The parameters are:-
Lets say the sphere is moving with a velocity of Xvel
and Yvel in X and Y directions respectively and with a magnitude of V. Then
the equations for the snooker ball when it is sliding are :
X acceleration = -(
Sliding Friction Co-eff * Gravitaional Constant )* (Xvel / Velocity);
Y acceleration =
- ( Sliding Friction Co-eff * Gravitaional Constant )* (Yvel /
Velocity);
Zspinacc = - Z Friction Co-eff *
Gravitaional Constant * sign( Zspin );
Xvel = Xvel + Xacceleration * delta_t ;
Yvel = Yvel + Yacceleration * delta_t ;
X acceleration = -(
Rolling Friction Co-eff * Gravitaional Constant )* (Xvel / Velocity);
Y acceleration =
- ( Rolling Friction Co-eff * Gravitaional Constant )* (Yvel /
Velocity);
Zspinacc = - Z Friction Co-eff *
Gravitaional Constant * sign( Zspin );
Xvel = Xvel + Xacceleration * delta_t ;
Yvel = Yvel + Yacceleration * delta_t ;
Xspin = - ( Yvel / Radius);
Yspin =
( Xvel / Radius);
Let us now consider friction and spin during
collision between two snooker balls.

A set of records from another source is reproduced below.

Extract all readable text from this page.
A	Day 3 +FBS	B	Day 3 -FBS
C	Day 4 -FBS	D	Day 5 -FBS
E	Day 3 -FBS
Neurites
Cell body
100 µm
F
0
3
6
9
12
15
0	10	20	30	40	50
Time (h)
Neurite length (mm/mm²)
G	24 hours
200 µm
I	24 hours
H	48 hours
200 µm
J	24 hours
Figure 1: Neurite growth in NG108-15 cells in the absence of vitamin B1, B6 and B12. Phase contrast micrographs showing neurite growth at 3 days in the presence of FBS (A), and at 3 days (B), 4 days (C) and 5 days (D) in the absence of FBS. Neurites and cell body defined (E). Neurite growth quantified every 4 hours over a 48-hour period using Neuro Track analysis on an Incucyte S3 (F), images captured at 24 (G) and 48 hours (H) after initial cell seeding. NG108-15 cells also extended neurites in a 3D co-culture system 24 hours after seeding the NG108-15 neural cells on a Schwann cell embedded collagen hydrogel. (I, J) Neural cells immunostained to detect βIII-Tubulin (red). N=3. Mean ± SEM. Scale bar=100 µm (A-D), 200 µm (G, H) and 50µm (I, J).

The initial parameters of the snooker balls
before collision are given by :-
Initial position of ball A in X direction is
axpos and
aypos in y direction.
Initial position of ball B in X direction is bxpos and
bypos in y direction.
Initial acceleration of ball A in X
direction is axacc
and ayacc in y
direction.
Initial acceleration of ball B in X
direction is bxacc
and byacc in y
direction.
Initial velocity of ball A in X direction is
axvel and
ayvel in y direction.
Initial velocity of ball A in X direction is axvel and
ayvel in y direction.
Initial spin of ball A in X direction is
axspin, ayspin in y
direction and azspin in Z
direction.
Initial spin of ball B in X direction is bxspin, byspin in y direction and bzspin
in Z direction.
Initial spin acceleration of ball A in X
direction is axspinacc, ayspinacc in y direction and azspinacc
in Z direction.
Initial spin acceleration of ball B in X
direction is bxspinacc, byspinacc in y direction and bzspinacc
in Z direction.
FORCE_COEFF
= 0.5 * BALL_MASS * OMEGA * OMEGA;
where omega is PI / COLLTIME;
dx =
bxpos - axpos;
dy = bypos - aypos;
sep = hypotenuse(dx, dy);
Radial force due to the impact is given by:-
Radial force = FORCE_COEFF * (2.0 *
Radius - sep)
Impact points with respect to centers for
each ball are:-
aximp = ximp - axpos;
ayimp = yimp - aypos;
bximp = ximp - bxpos;
byimp = yimp - bypos;
Velocities at the impact point are given by
axvi = axvel - azspin * ayimp;
ayvi = ayvel + azspin * aximp;
azvi = axspin * ayimp - ayspin * aximp;
bxvi = bxvel - bzspin * byimp;
byvi = byvel + bzspin * bximp;
bzvi = bxspin * byimp - byspin * bximp;
Relative (Slipping) Velocity at the impact
point are:
rvx = bxvi - axvi;
rvy = byvi - ayvi;
rvz = bzvi - azvi;
rvmag = sqrt(sqr(rvx) + sqr(rvy) + sqr(rvz));
Force due to friction between balls:-
ffx = ball_ball_friction * Radial force *
rvx / rvmag;
ffy = ball_ball_friction * Radial force *
rvy / rvmag;
ffz = ball_ball_friction * Radial force *
rvz / rvmag;
Total force is given by:-
Total force = Radial force – Force due
to friction between balls
New acceleration = Total force / Ball Mass
New Velocities =Velocity + New
Acceleration * delta time
New positions = New Velocities * delta
time
Rotational motion change due to tangential
force.
axspin = axspin + ayimp * force due to
friction between balls in Z direction * delta time/ Moment of Inertia;
ayspin += - aximp * ffz * delta time /
Moment of Inertia;
azspin += (+ aximp * ffy - ayimp * ffx) *
delta time / Moment of Inertia;
bxspin += - byimp * ffz * delta time /
Moment of Inertia;
byspin += + bximp * ffz * delta time
Moment of Inertia;
bzspin += (- bximp * ffy + byimp * ffx) *
delta time / Moment of Inertia;
Results and Conclusion
The
simulated model shows that the mathematical model for the snooker balls is
correct while taking into consideration various forces in the real world. The
real world collision between two snooker balls is simulated in this project.